Her brow creased, and she opened her eyes to stare at him across the table and the near untouched tea. "No one's won yet," she said.

But he gestured at the board, and she saw that she'd been wrong.

His protected knight had taken her pawn, moving into a square that had, until her previous move, been protected itself. She'd blocked her own movement.

"Either way," he repeated. "It's checkmate."

She got up then, trembling just a little as she tried to think like him, tried to understand.

"In game or in reality?" she whispered, staring at the victorious black king and the fallen white.

"Come now," he told her. "The real game's not over yet.

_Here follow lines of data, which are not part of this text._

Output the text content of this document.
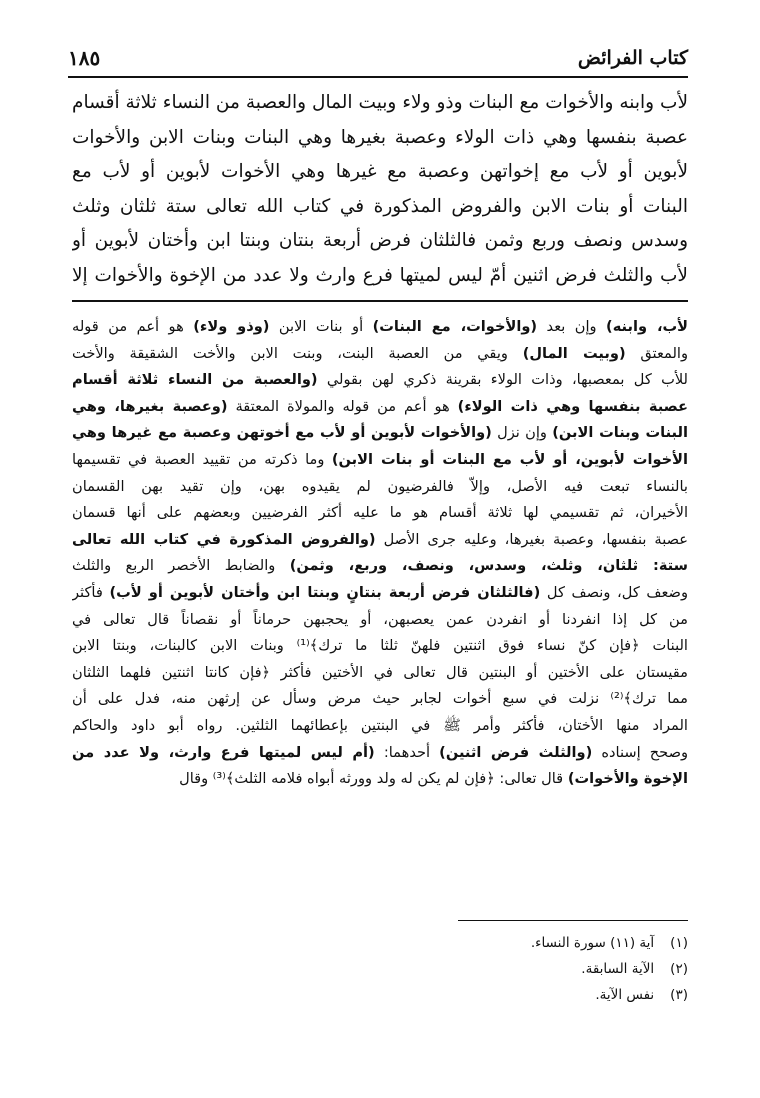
كتاب الفرائض
١٨٥
لأب وابنه والأخوات مع البنات وذو ولاء وبيت المال والعصبة من النساء ثلاثة أقسام
عصبة بنفسها وهي ذات الولاء وعصبة بغيرها وهي البنات وبنات الابن والأخوات
لأبوين أو لأب مع إخواتهن وعصبة مع غيرها وهي الأخوات لأبوين أو لأب مع
البنات أو بنات الابن والفروض المذكورة في كتاب الله تعالى ستة ثلثان وثلث
وسدس ونصف وربع وثمن فالثلثان فرض أربعة بنتان وبنتا ابن وأختان لأبوين أو
لأب والثلث فرض اثنين أمّ ليس لميتها فرع وارث ولا عدد من الإخوة والأخوات إلا
لأب، وابنه) وإن بعد (والأخوات، مع البنات) أو بنات الابن (وذو ولاء) هو أعم من قوله
والمعتق (وبيت المال) ويقي من العصبة البنت، وبنت الابن والأخت الشقيقة والأخت
للأب كل بمعصبها، وذات الولاء بقرينة ذكري لهن بقولي (والعصبة من النساء ثلاثة أقسام
عصبة بنفسها وهي ذات الولاء) هو أعم من قوله والمولاة المعتقة (وعصبة بغيرها، وهي
البنات وبنات الابن) وإن نزل (والأخوات لأبوين أو لأب مع أخوتهن وعصبة مع غيرها وهي
الأخوات لأبوين، أو لأب مع البنات أو بنات الابن) وما ذكرته من تقييد العصبة في تقسيمها
بالنساء تبعت فيه الأصل، وإلاّ فالفرضيون لم يقيدوه بهن، وإن تقيد بهن القسمان
الأخيران، ثم تقسيمي لها ثلاثة أقسام هو ما عليه أكثر الفرضيين وبعضهم على أنها قسمان
عصبة بنفسها، وعصبة بغيرها، وعليه جرى الأصل (والفروض المذكورة في كتاب الله تعالى
ستة: ثلثان، وثلث، وسدس، ونصف، وربع، وثمن) والضابط الأخصر الربع والثلث
وضعف كل، ونصف كل (فالثلثان فرض أربعة بنتانٍ وبنتا ابن وأختان لأبوين أو لأب) فأكثر
من كل إذا انفردنا أو انفردن عمن يعصبهن، أو يحجبهن حرماناً أو نقصاناً قال تعالى في
البنات ﴿فإن كنّ نساء فوق اثنتين فلهنّ ثلثا ما ترك﴾⁽¹⁾ وبنات الابن كالبنات، وبنتا الابن
مقيستان على الأختين أو البنتين قال تعالى في الأختين فأكثر ﴿فإن كانتا اثنتين فلهما الثلثان
مما ترك﴾⁽²⁾ نزلت في سبع أخوات لجابر حيث مرض وسأل عن إرثهن منه، فدل على أن
المراد منها الأختان، فأكثر وأمر ﷺ في البنتين بإعطائهما الثلثين. رواه أبو داود والحاكم
وصحح إسناده (والثلث فرض اثنين) أحدهما: (أم ليس لميتها فرع وارث، ولا عدد من
الإخوة والأخوات) قال تعالى: ﴿فإن لم يكن له ولد وورثه أبواه فلامه الثلث﴾⁽³⁾ وقال
(١)آية (١١) سورة النساء.
(٢)الآية السابقة.
(٣)نفس الآية.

How could I say?"

But he'd been ahead of her, the whole time. He had known which side would win.

"I don't know," she said, sitting down again with her head in her hands, feeling defeated. "I don't know."

He rose from his own seat, then, to put a hand on her shoulder. It was strangely warm.

"Ask me," he said.

But she said nothing.

His hand moved to her chin, forcing her to look at him. "Ask me."

And she did.

"Is it over?"

And then, he responded with the last thing she would imagine, the last thing anyone would expect Draco Malfoy to say. "Does it matter? We both know you'll fight to the bitter end anyway."

She smiled suddenly.

"Yes." Then- "And you?"

He brought his mouth down to her ear, his breath tickling at it. "I'm on your side. In everything but chess."

Her hand moved to grip his tie, pulling him around to face her, bringing their faces close enough to feel but not to touch.

"You win," she told him, her eyes looking directly into his.

And then, quite calmly, she pushed him away and used her hand to straighten his tie. "But every game I play, I get better... and one of these days, I won't lose. We won't."

His eyes glinted, amused. "Oh good. I was beginning to think you had no backbone at all."

Hermione laughed, and leaned in to kiss him.